Outside that Avro is only supporting STDIN starting in Vertica 11.1, I was curious if Vertica has some benchmarks on load performance with various formats, from the text formats (DSV-like) to binary.
We support loading avro data via files and also via kafka ingestion along with STDIN. Please find the documentation link below for the same.
https://www.vertica.com/docs/12.0.x/HTML/Content/Authoring/DataLoad/LoadAVROData.htm
I know it is supported, the question is, "which one is faster" ... NATIVE binary (we presume, but proprietary)...between Avro or CSV which is faster? We presume Avro.
Avro would be faster compared to CSV since it is compact and data is stored in binary format.
"Avro would be faster than CSV"
That is a questionable statement.
Avro and Vertica Native formats have header. Performance of data loads in formats with headers can be described as awkward.
Vertica parsers do not support internal parallelisation of data formats with header, i.e. no apportioning or cooperative loads. Both Avro and Native formats are being parsed strictly in single thread on single node.
CSV and JSON data formats support cooperative, i.e. multithreading parse. Vertica uses 4 threads for parsing. No apportioning parsing, i.e. only single node participate in parsing.
Last time I checked, CSV and JSON cooperative parsing was working only when vsql accepts data from stdin, copy from local do not use cooperative parsing. That makes load from stdin 2-3 times faster than from local. JDBC was not able to use cooperative parse. Disclaimer - may that changed in recent versions.
Both Avro and Native formats are binary, and have advantage of not need expensive string conversions during parsing. But both can be parsed in single thread only on single node.
CSV and JSON are parsed in 4 threads. But they are string formats and need expensive conversions.

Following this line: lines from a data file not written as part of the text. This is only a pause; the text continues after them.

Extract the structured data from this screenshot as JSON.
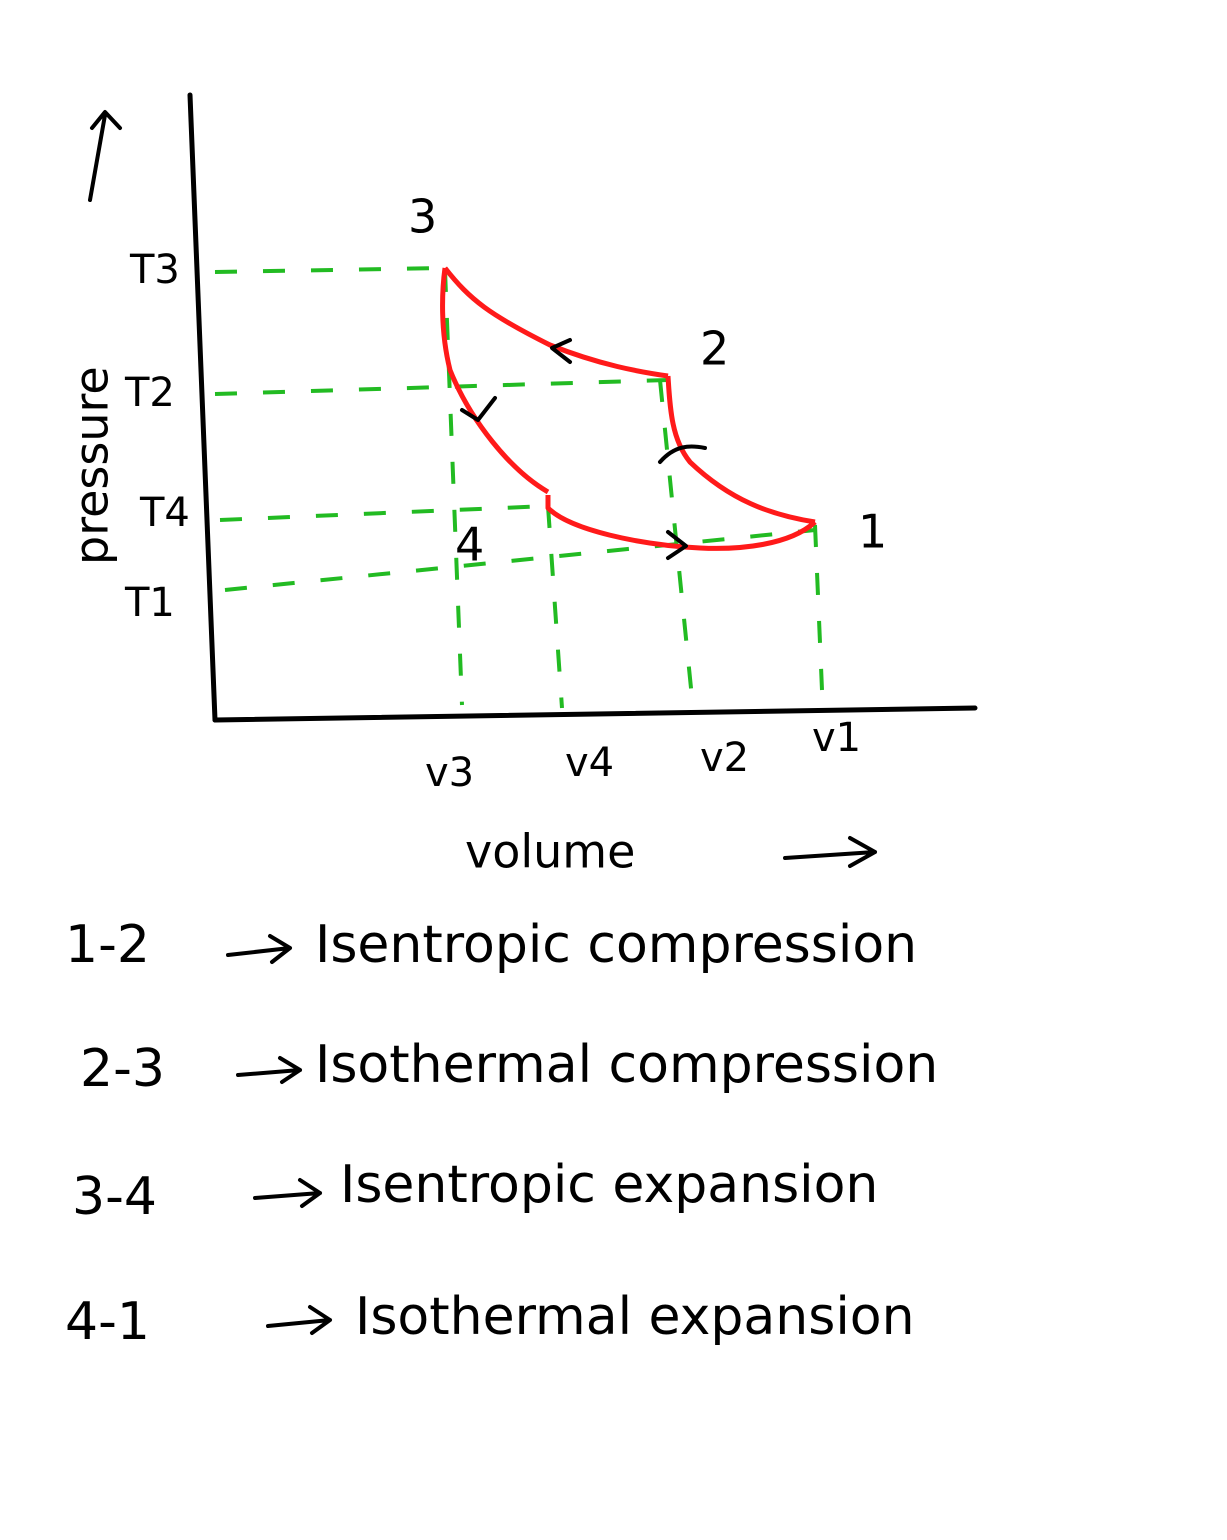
{
  "diagram": {
    "y_axis_label": "pressure",
    "x_axis_label": "volume",
    "pressure_levels": [
      "T3",
      "T2",
      "T4",
      "T1"
    ],
    "volume_levels": [
      "v3",
      "v4",
      "v2",
      "v1"
    ],
    "points": [
      "1",
      "2",
      "3",
      "4"
    ]
  },
  "processes": [
    {
      "from": "1-2",
      "description": "Isentropic compression"
    },
    {
      "from": "2-3",
      "description": "Isothermal compression"
    },
    {
      "from": "3-4",
      "description": "Isentropic expansion"
    },
    {
      "from": "4-1",
      "description": "Isothermal expansion"
    }
  ]
}
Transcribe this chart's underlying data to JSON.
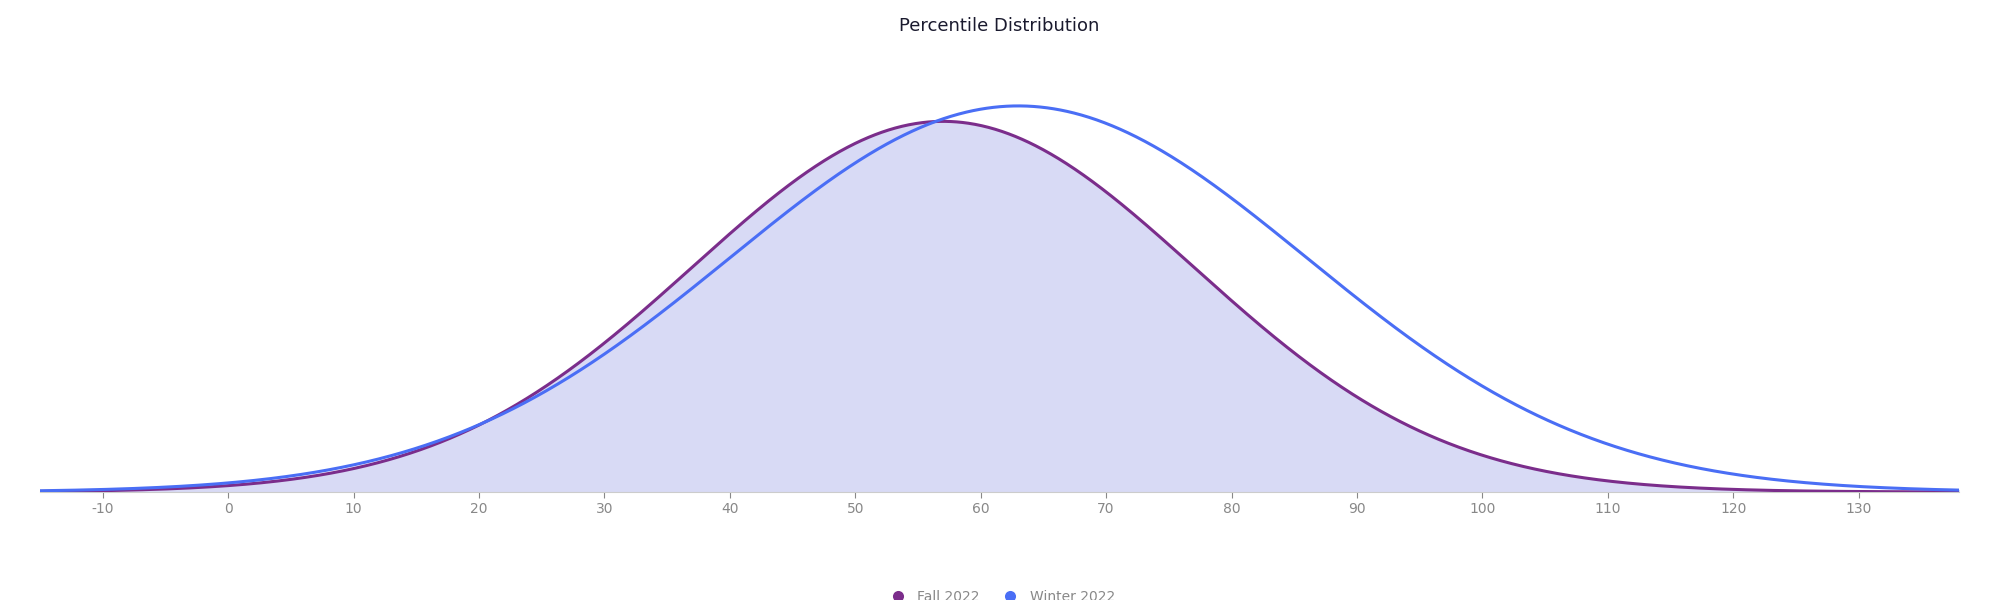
{
  "title": "Percentile Distribution",
  "title_fontsize": 13,
  "title_color": "#1a1a2e",
  "background_color": "#ffffff",
  "fill_color": "#d8daf5",
  "fall_color": "#7b2d8b",
  "winter_color": "#4a6ef5",
  "line_width": 2.2,
  "fall_mean": 57,
  "fall_std": 20,
  "winter_mean": 63,
  "winter_std": 23,
  "x_min": -15,
  "x_max": 138,
  "x_ticks": [
    -10,
    0,
    10,
    20,
    30,
    40,
    50,
    60,
    70,
    80,
    90,
    100,
    110,
    120,
    130
  ],
  "legend_labels": [
    "Fall 2022",
    "Winter 2022"
  ],
  "legend_fall_color": "#7b2d8b",
  "legend_winter_color": "#4a6ef5",
  "axis_tick_color": "#888888",
  "axis_tick_fontsize": 10,
  "spine_color": "#cccccc"
}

You are talking about parsing binary formats in one thread vs parsing CSV format in 4 threads, both times on single node.
In my experience, CSV parsing can beat Native formats, if you are more careful on generating data. Specifically, do not put any date or time or timestamp in string formats. Use number of days since epoch for date, number of micros since midnight for time, number of micros since epoch for timestamp. With this format, CSV load reliably beats Native format on speed. I have not compared to Avro, but due to Avro internal compression algos, parsing of Avro will be slower than Native.

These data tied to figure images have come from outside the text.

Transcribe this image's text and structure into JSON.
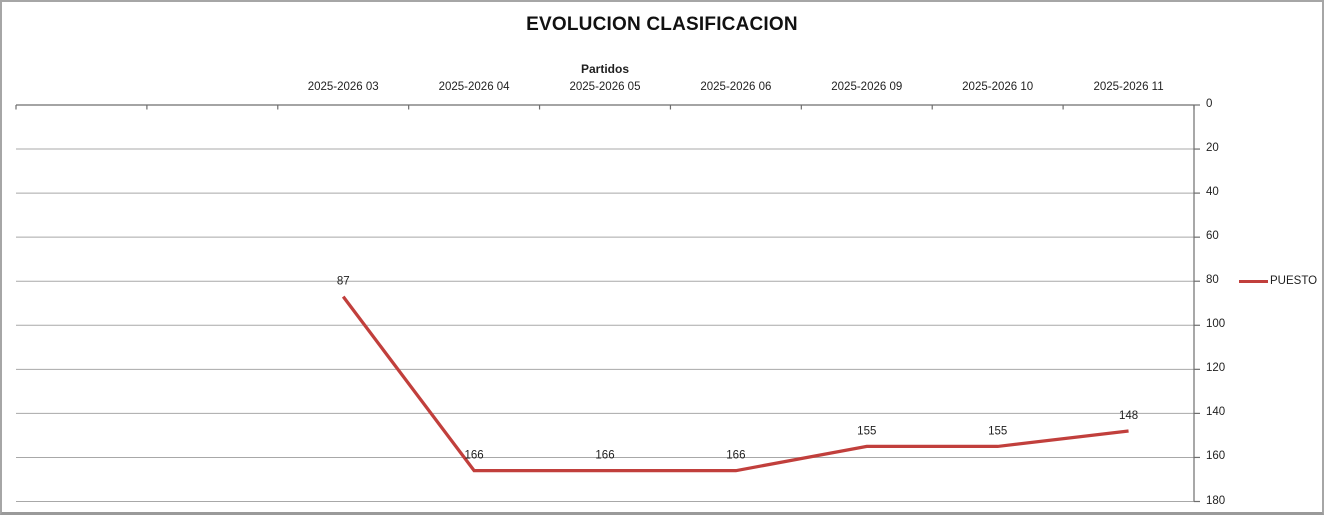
{
  "title": "EVOLUCION CLASIFICACION",
  "chart_data": {
    "type": "line",
    "title": "EVOLUCION CLASIFICACION",
    "x_axis_title": "Partidos",
    "categories": [
      "",
      "",
      "2025-2026 03",
      "2025-2026 04",
      "2025-2026 05",
      "2025-2026 06",
      "2025-2026 09",
      "2025-2026 10",
      "2025-2026 11"
    ],
    "series": [
      {
        "name": "PUESTO",
        "color": "#c13f3c",
        "values": [
          null,
          null,
          87,
          166,
          166,
          166,
          155,
          155,
          148
        ]
      }
    ],
    "y_axis": {
      "min": 0,
      "max": 180,
      "step": 20,
      "reversed": true,
      "side": "right",
      "tick_labels": [
        "0",
        "20",
        "40",
        "60",
        "80",
        "100",
        "120",
        "140",
        "160",
        "180"
      ]
    },
    "grid": true,
    "data_labels": true,
    "legend": {
      "position": "right",
      "label": "PUESTO"
    }
  },
  "colors": {
    "series_red": "#c13f3c",
    "gridline": "#a8a8a8",
    "axis": "#6e6e6e",
    "text": "#1f1f1f",
    "frame": "#a6a6a6"
  }
}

Unfortunately, Vertica do not have date/time/timestamp formats for number of days/number of micros since midnight/epoch. You will need to write c++UDx that takes int and produces Vertica data type, and have it in unfenced mode, and use it in copy transform. It is trivial but out of reach of vast majority of users.

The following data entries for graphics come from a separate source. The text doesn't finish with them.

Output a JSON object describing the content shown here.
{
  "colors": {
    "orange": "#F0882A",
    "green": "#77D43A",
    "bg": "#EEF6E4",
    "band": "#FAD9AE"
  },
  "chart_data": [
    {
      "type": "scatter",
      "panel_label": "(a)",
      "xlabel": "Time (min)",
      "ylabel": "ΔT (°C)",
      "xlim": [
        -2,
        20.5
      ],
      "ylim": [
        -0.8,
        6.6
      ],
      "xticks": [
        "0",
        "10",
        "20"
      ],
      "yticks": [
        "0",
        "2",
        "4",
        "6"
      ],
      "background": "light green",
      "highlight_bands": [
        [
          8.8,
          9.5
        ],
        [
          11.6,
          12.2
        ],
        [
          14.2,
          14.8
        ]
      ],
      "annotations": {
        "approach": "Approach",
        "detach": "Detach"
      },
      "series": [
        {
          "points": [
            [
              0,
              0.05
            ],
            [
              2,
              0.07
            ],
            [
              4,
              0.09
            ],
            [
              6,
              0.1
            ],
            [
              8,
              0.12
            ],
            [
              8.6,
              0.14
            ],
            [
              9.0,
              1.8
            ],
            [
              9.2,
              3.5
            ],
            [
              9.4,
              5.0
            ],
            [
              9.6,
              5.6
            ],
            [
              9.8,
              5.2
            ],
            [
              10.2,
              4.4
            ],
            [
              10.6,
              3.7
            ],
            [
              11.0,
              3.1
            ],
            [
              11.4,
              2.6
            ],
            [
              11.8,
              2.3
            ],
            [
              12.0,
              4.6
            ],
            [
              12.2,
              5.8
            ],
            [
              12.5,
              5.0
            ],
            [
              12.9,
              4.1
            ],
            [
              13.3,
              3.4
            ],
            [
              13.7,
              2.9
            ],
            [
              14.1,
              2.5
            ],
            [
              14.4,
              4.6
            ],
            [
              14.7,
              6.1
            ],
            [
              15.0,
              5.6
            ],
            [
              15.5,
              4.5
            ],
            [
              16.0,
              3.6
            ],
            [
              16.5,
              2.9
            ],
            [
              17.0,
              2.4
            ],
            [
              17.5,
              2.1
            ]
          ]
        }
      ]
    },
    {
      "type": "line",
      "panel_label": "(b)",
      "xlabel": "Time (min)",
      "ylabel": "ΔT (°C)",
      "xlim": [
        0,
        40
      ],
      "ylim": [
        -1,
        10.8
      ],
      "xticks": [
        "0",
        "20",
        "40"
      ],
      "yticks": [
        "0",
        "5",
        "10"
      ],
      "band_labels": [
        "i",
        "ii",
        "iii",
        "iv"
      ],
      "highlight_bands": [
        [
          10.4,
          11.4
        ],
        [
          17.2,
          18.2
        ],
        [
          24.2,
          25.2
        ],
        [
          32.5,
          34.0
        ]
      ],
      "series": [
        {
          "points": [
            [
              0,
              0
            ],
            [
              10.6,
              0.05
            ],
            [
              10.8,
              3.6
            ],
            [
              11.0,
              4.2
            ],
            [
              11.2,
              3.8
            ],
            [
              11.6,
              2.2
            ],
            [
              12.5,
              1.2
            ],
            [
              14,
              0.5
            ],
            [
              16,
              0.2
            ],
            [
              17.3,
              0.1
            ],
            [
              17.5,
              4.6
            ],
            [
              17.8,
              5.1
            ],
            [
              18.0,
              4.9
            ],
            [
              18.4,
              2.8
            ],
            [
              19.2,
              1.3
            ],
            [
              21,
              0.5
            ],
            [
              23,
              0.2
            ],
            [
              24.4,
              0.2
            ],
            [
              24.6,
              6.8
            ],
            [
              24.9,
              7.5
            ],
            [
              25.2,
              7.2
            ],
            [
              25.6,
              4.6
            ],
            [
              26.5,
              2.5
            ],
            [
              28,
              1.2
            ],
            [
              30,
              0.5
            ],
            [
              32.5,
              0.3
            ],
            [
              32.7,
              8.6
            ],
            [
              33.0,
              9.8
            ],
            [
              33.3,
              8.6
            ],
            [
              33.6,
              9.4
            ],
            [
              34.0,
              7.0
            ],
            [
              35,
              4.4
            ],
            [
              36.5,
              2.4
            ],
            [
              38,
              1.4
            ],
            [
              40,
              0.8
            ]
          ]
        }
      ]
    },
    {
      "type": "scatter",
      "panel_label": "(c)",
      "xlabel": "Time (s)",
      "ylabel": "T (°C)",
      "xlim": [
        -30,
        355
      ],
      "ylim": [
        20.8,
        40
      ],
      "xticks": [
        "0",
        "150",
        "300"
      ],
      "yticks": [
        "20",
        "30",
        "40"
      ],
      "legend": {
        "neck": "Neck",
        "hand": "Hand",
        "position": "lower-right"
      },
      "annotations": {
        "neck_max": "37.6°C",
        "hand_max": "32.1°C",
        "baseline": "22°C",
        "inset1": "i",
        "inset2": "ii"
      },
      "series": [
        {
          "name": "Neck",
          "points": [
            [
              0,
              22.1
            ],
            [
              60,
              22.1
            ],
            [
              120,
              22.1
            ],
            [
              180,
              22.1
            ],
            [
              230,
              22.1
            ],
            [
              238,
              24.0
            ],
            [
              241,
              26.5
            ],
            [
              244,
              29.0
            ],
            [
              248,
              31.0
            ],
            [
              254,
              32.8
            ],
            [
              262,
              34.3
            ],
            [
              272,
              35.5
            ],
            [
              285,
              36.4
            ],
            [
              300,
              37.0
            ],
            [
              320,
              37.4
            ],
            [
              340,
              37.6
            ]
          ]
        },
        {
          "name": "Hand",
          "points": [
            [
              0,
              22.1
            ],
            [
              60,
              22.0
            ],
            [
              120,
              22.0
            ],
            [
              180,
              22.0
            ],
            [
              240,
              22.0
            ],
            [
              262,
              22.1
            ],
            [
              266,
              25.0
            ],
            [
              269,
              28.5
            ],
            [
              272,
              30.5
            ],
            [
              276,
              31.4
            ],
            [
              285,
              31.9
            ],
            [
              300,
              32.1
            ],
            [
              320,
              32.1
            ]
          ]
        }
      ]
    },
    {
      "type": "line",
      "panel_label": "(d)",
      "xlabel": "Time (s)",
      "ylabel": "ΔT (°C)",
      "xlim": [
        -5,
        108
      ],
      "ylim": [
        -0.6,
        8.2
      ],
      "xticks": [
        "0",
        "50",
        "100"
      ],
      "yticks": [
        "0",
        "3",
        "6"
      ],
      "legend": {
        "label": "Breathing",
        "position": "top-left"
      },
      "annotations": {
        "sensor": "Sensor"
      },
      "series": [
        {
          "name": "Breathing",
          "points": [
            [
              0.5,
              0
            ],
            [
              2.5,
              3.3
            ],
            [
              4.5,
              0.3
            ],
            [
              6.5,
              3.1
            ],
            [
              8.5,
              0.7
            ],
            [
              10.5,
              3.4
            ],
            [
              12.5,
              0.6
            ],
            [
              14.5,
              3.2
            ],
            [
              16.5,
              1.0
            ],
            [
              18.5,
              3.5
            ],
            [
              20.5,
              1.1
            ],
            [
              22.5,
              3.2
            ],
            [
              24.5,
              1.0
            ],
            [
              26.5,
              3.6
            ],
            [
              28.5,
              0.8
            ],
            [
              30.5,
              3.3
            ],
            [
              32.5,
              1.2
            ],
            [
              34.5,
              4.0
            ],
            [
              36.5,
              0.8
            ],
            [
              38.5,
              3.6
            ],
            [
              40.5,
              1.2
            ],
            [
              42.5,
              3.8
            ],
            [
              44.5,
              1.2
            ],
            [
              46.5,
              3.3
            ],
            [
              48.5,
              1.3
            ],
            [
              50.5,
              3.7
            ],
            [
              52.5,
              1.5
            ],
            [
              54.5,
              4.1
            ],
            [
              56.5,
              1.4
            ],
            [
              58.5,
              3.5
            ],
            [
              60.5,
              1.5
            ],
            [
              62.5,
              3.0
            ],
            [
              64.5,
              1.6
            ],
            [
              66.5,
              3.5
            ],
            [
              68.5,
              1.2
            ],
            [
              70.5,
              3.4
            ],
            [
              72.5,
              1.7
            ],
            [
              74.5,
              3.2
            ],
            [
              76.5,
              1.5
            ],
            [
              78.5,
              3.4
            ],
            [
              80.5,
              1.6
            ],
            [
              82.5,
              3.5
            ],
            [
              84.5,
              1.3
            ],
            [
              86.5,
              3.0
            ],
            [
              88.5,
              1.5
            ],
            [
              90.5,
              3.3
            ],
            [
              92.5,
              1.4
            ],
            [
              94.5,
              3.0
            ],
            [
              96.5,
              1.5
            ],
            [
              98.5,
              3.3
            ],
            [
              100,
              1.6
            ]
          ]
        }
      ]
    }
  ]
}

Side advantage of avoiding date/time/timestamp string formats is much faster generation of data files for Vertica loading. I can easily get 4 x times speed up. I am always considering time to generate data files for Vertica loading as part of total load time.
All above is for loading of file from client server. If you involve Kafka or Spark, things became more interesting. When data already reside on Kafka/Spark, load into Vertica is lightning fast and none of above is applied.
Problem is that you need to upload your file into Kafka first, and it is essentially single-threaded process. Total time of uploading to Kafka and them loading into Vertica will be easier slower than straight load into Vertica using vsql or ODBC. Do not forget you need to run sizeable infrastructure to host Spark/Kafka.
Vertica CSV parser is outrageously fast. It is the most used parser, no wander it is highly optimised and deliver very well. I spent quite a lot of time trying to beat CSV loads with binary formats, and that was not easy task, require very non-standard approach and huge amount of coding.
What an outstanding answer. Very interesting!